FARZANA ELHAM KOCHAI: When the Taliban came, as a person who are in the power, part of the power, I could have, like, encouraged people, motivated people to stay or to be brave and to not give up, and then I could have sent a message like “The life has ended inside Afghanistan, and we all have to run.” I did the first thing. I stayed there, and I was speaking about that so loud, that I will stay, and we need to stay. This is our country, and we need each other. Like, we can’t all leave. It’s not an option. Around 40 million people, and half of them women, where we should go? At least some of them are educated and had jobs in occupations which they believed that they fought for that so hard. So I said I will stay.
But the things, like, become in a way that the option of living an active life for women like me, who are active and who are not willing to give up on everything and just be inside the walls and just sit in the house and then do nothing and not speak about things how it’s going on, how the life is, how things are good or bad in a way. So, when this option was taken from me, and I was warned again and again that this is not going to happen to you, that you stay inside Afghanistan and do whatever you do. Like, speaking to the media, part of it, like, could be an interview that we are just having this right now, it was like a huge crime inside Afghanistan while I was there. I was speaking to some national and international media at the moment, and because of my past activities in my stand against the terrorist groups, including the Taliban, and extremism in the country, and awareness and all the values that I was working for, so it was like two things that made me a person at high risk.
And then I was taking the risk. I was willing to take the risk, because everyone takes a risk when they are doing something good in a country like Afghanistan, in a war country, in a conflict zone. But the thing is, like, when I was not able, and the result was — I was not able to give up on those things, the values and the things that I believe it needs to be worked for. And it has — it’s a valued thing, and it’s important. It’s essential for our society, for ourself, and we cannot give up and cannot choose another path or another way, or to come together and just legitimize the Taliban and say the Taliban are now good, Taliban have been changed, Taliban — like, things that are not true or good for anyone, and it’s not real things. So, I couldn’t do that. I couldn’t lie. But I was not able to do the truth, like to say the truth and to speak up and be active or have a job or have any sort of connection to the media or the people who we were working on. And then —
AMY GOODMAN: Farzana?
FARZANA ELHAM KOCHAI: Or I would be, like, killed. Yeah.
AMY GOODMAN: Farzana, I know that the Taliban disbanded the National Assembly. Do you consider yourself still a member of the Afghan Parliament, even if it’s been disbanded?

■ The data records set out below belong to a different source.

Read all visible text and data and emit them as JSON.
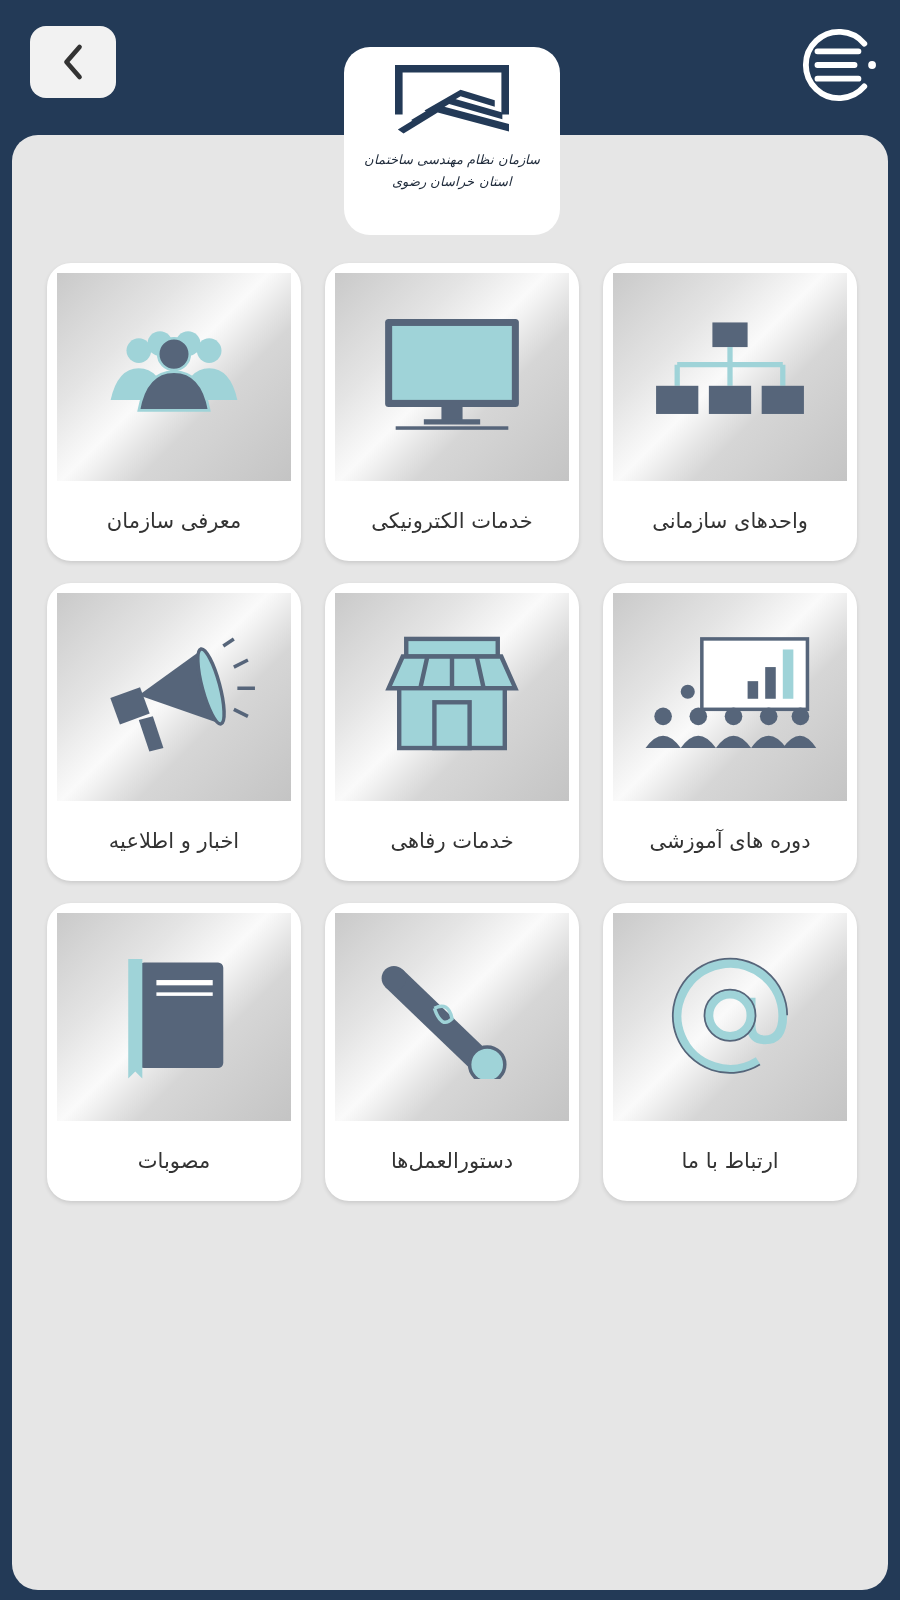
{
  "header": {
    "logo": {
      "lines": [
        "سازمان نظام مهندسی ساختمان",
        "استان خراسان رضوی"
      ]
    }
  },
  "tiles": [
    {
      "label": "واحدهای سازمانی",
      "kind": "org-chart"
    },
    {
      "label": "خدمات الکترونیکی",
      "kind": "monitor"
    },
    {
      "label": "معرفی سازمان",
      "kind": "people"
    },
    {
      "label": "دوره های آموزشی",
      "kind": "classroom"
    },
    {
      "label": "خدمات رفاهی",
      "kind": "shop"
    },
    {
      "label": "اخبار و اطلاعیه",
      "kind": "megaphone"
    },
    {
      "label": "ارتباط با ما",
      "kind": "at"
    },
    {
      "label": "دستورالعمل‌ها",
      "kind": "scroll"
    },
    {
      "label": "مصوبات",
      "kind": "book"
    }
  ]
}
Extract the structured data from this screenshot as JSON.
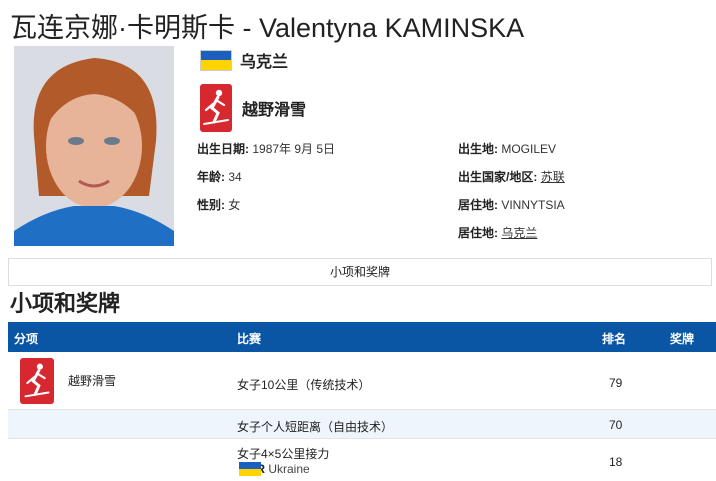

FARZANA ELHAM KOCHAI: I mean, it’s not important if I’m a member of Parliament or not. I’ve never been so much into the power. But the thing is, like, if I am not accepting any other thing coming from the Taliban, why should I accept something about myself being a member of Parliament or not? Like, do the Taliban have law? Do they have any constitution? Do they have a parliament? Do they have anything? Do they have a legitimate government? I can’t allow Taliban to decide about who am I. I can’t. I believe we are in exile. We are not a parallel or something. We are in exile. We don’t have a government. We don’t have a parliament inside Afghanistan. And I truly feel responsible for what I was doing to continue those work.